The Steelers also were seeded No. 2 in 2008, when they beat San Diego and Baltimore at home in the playoffs before defeating Arizona in the Super Bowl. They were sixth and last in 2005, when they won at Cincinnati, Indianapolis and Denver before beating Seattle in the Super Bowl.
They lost in the AFC championship game during the 1994, 1997, 2001 and 2004 seasons and in the divisional round in 1992, when they were top-seeded. They made it to the Super Bowl during the 1995 season but lost to Dallas in Tempe, Ariz.
Still, to these Steelers, and their coach, this is the only way to go.
"I'll take it under any circumstances because it's one less game that we have to play to get where we want to go," coach Mike Tomlin said, looking forward to a week when there's no defined opponent to prepare for.
The Steelers won't play again until Saturday, Jan. 15, when they'll play the No. 3-seeded Colts (10-6) if they beat the Jets (11-5) on Saturday. If the Jets win, either the Ravens (12-4) or Chiefs (10-6) — who meet Sunday — will play at Heinz Field.
"It's important," tight end Heath Miller said of the first-round bye. "I don't think there is a guy in this locker room that would say he wouldn't need it at this point in the year. We are glad they we got it."
Troy Polamalu certainly is. He gets an extra week to rest the sore right Achilles' tendon that forced him to miss two of Pittsburgh's final three games.
So is Ben Roethlisberger, who played the final month of the regular season with a painful right foot injury and a broken nose. So is defensive end Aaron Smith, who hasn't played since Oct. 17 because of a triceps tear, but was kept on the roster in case he might become available during the playoffs.
Keeping Polamalu in the lineup for most of the season certainly helped the Steelers improve from 9-7 in 2009 to 12-4. He made seven of their 21 interceptions, up from their 12 of last season, when he missed 11 games to injury. But it wasn't the only reason for their success.
They used Roethlisberger's season-opening four-game suspension as a rallying point, going 3-1 during a stretch in which they were widely predicted to go 2-2, 1-3 or even 0-4.
"If you would have said, at the start of the season, we would have a 12-4 record," wide receiver Hines Ward said, "the only people that would've believed you are the guys in this locker room."
Once Roethlisberger returned, they cut down on his sacks; he was sacked 32 times in 12 games compared to 50 times in 16 games last season. Keeping Roethlisberger upright limited some of the wear and tear he has taken as the NFL's most-sacked quarterback since 2004, helping him go four games and 158 consecutive passes without throwing an interception.
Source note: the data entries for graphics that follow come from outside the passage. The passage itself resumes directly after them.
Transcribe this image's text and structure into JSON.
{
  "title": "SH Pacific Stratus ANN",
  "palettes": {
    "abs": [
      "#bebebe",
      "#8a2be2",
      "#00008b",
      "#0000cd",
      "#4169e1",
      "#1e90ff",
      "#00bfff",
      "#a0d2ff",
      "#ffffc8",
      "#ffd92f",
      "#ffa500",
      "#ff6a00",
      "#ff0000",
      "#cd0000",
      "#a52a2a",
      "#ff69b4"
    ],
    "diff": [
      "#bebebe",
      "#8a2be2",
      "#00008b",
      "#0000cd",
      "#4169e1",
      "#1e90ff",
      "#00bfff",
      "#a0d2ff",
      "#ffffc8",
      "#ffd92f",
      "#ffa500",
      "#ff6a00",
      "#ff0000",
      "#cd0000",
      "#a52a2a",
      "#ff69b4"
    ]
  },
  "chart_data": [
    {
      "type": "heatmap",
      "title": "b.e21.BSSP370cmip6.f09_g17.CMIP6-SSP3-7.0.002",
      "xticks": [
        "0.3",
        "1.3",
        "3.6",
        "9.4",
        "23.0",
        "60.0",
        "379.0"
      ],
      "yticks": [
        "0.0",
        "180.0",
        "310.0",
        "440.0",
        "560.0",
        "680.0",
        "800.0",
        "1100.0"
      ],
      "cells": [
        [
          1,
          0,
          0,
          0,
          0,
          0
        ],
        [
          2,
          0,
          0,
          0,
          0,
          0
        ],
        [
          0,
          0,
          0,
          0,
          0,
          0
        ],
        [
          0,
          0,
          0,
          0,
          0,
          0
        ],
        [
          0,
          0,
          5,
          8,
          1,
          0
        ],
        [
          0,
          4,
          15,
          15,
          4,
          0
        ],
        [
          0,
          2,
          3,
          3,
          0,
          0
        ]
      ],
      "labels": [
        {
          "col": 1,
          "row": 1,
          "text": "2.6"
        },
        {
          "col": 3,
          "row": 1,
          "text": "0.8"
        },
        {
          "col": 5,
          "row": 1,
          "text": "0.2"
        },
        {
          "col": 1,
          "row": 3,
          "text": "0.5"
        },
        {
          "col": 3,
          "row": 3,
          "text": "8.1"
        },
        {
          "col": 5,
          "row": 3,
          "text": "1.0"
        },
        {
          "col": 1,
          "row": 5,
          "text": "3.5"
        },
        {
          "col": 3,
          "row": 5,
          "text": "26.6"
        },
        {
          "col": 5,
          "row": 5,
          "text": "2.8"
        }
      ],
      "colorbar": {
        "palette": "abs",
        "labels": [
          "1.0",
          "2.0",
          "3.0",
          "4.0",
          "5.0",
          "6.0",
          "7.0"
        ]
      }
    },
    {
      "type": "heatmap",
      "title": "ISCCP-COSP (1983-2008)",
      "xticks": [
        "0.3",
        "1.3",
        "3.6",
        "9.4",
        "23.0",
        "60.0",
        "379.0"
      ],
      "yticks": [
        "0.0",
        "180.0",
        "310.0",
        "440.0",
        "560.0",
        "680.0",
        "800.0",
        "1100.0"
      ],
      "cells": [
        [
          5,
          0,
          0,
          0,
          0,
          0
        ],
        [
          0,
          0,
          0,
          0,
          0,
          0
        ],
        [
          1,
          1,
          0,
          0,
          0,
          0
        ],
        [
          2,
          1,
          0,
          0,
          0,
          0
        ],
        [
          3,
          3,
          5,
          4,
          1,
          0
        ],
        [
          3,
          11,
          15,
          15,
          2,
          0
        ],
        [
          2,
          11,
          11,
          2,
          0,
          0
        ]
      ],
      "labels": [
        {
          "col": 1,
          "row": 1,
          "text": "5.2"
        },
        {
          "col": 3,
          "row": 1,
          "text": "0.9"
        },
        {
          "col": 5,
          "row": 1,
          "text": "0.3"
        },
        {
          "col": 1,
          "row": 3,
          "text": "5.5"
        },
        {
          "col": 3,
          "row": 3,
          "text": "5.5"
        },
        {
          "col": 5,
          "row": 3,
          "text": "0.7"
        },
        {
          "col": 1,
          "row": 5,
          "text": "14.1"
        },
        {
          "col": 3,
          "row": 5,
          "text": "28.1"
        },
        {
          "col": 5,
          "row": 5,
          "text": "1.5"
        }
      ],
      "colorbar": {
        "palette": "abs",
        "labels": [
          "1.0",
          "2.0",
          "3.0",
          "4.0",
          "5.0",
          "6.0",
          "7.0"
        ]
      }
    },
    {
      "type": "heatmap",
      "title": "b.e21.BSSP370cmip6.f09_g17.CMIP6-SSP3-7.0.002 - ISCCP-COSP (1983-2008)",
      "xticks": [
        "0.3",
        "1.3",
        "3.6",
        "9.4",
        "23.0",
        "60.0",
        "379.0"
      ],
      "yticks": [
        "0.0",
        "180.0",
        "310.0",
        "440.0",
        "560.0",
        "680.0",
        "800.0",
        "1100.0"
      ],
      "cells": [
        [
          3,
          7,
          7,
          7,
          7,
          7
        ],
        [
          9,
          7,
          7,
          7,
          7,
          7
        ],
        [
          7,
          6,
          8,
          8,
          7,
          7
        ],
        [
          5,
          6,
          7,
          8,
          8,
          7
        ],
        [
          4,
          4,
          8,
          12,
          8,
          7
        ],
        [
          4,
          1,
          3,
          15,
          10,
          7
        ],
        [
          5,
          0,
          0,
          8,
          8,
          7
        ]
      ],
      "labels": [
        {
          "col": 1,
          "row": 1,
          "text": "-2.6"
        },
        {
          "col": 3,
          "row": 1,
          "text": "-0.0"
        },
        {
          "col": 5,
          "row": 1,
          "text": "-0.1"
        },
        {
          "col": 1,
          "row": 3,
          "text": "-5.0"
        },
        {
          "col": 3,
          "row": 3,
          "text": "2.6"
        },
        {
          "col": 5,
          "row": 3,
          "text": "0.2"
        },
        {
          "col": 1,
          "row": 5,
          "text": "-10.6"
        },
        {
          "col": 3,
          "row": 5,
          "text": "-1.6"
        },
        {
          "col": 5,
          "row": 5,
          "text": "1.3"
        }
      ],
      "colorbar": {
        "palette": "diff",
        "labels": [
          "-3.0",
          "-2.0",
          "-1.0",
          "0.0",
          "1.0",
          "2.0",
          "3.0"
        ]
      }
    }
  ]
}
Roethlisberger was protected by an offensive line that finished the season without either of the projected starting tackles, Max Starks or Willie Colon, yet still blocked well enough that Rashard Mendenhall finish seventh in rushing with 1,283 yards.
Mike Wallace, who replaced the traded Santonio Holmes as a starting receiver, developed into one of the league's best deep threats. He caught a 56-yard touchdown pass on the Steelers' first play from scrimmage during their division title-clinching 41-9 win in Cleveland on Sunday. He finished the season with 1,257 yards and 10 touchdowns.
So while their record as one of the top-seeded team isn't enviable, this is only the eighth time in franchise history the Steelers have won 12 or more games. They advanced to at least the AFC championship game each of the previous seven times, winning the Super Bowl in 1975 (12-2), 1978 (14-2), 1979 (12-4) and 2008 (12-4). They lost in the AFC title game in 1994 (12-4), 2001 (13-3) and 2004 (15-1).
"We hope," Roethlisberger said, "this is just the beginning."